Speaker : Professor Maria J. Esteban (Universite Paris-Dauphine)
Title : Char acterization and computation of eigenvalues of operators with gaps. Applications in relativistic Quantum Mechanics
Time : 2017-05-08 (Mon) 14:10 - 15:00
Place : Room 202, Astro-Math. Building
Abstract: Title: Characterization and computation of eigenvalues of operators with gaps. Applications in relativistic Quantum Mechanics Professor Maria J. Esteban is a Basque-French mathematician. In her research, she studies nonlinear partial differential equations, mainly by the use of variational methods, with applications to physics and quantum chemistry. She has also worked on fluid-structure interaction. She did her PhD thesis at the Pierre and Marie Curie University (Paris), under the direction of Pierre-Louis Lions. After graduation, she became full-time researcher at CNRS, where she holds now a position of director of research. From 2015 to 2019, she is president of International Council for Industrial and Applied Mathematics (ICIAM). She was president of the Société de Mathématiques Appliquées et Industrielles from 2009 to 2012 and chair of the Applied Mathematics Committee of the European Mathematical Society in 2012 and 2013. She participated in the Forward Look on "Mathematics and Industry" funded by the European Science Foundation and is one of the launchers of the EU-MATHS-IN European network for industrial mathematics.

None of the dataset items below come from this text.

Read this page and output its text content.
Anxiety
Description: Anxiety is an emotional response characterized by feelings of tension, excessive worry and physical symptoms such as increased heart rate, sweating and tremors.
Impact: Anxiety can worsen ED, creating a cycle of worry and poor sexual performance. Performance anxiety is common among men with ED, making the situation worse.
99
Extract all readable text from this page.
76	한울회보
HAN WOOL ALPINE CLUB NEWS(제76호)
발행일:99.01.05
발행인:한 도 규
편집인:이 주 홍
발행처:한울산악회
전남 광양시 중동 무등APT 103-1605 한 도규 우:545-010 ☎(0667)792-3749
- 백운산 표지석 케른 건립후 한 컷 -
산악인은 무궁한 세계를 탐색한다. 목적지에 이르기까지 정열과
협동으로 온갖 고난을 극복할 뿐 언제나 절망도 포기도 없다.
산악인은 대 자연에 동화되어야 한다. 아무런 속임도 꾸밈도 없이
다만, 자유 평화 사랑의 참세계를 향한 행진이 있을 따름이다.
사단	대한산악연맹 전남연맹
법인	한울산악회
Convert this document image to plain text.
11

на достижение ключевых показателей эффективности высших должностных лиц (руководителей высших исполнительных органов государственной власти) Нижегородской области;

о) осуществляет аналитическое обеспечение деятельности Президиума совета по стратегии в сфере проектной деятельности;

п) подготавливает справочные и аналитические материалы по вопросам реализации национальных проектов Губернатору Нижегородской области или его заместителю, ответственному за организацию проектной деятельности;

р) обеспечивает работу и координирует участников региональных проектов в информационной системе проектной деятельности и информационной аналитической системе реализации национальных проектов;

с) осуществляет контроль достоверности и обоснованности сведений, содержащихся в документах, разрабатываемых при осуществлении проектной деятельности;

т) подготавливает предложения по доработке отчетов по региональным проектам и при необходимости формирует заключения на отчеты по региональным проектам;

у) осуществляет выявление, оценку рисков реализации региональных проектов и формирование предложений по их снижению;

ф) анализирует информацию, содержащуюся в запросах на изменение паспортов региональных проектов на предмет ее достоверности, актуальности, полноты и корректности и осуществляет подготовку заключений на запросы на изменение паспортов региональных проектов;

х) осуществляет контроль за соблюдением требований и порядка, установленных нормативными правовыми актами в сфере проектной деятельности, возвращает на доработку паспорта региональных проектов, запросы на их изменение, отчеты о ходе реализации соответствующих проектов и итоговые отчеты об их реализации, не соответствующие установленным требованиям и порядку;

Abstract: In this talk I will present variational methods devised to compute the eigenvalues of operators with gaps, inside those gaps. This is a nontrivial problem, since those eigenvalues have infinite Morse index and therefore computing them is a very unstable matter. But we have been able to find a variational characterization which is easy to implement and which avoids all those instabilities. Our main application is for the computation of energy levels for Dirac Hamiltonians in relativistic Quantum Mechanics. The variational characterization allows to construct easy to implement algorithms which are efficient and very accurate. The presentation will contain the theoretical description of the variational methods and also a description of the computing algorithms and of the results obtained for some atomic and molecular relativistic models. This work has been done in collaboration with J. Dolbeault, M. Lewin and E. Séré.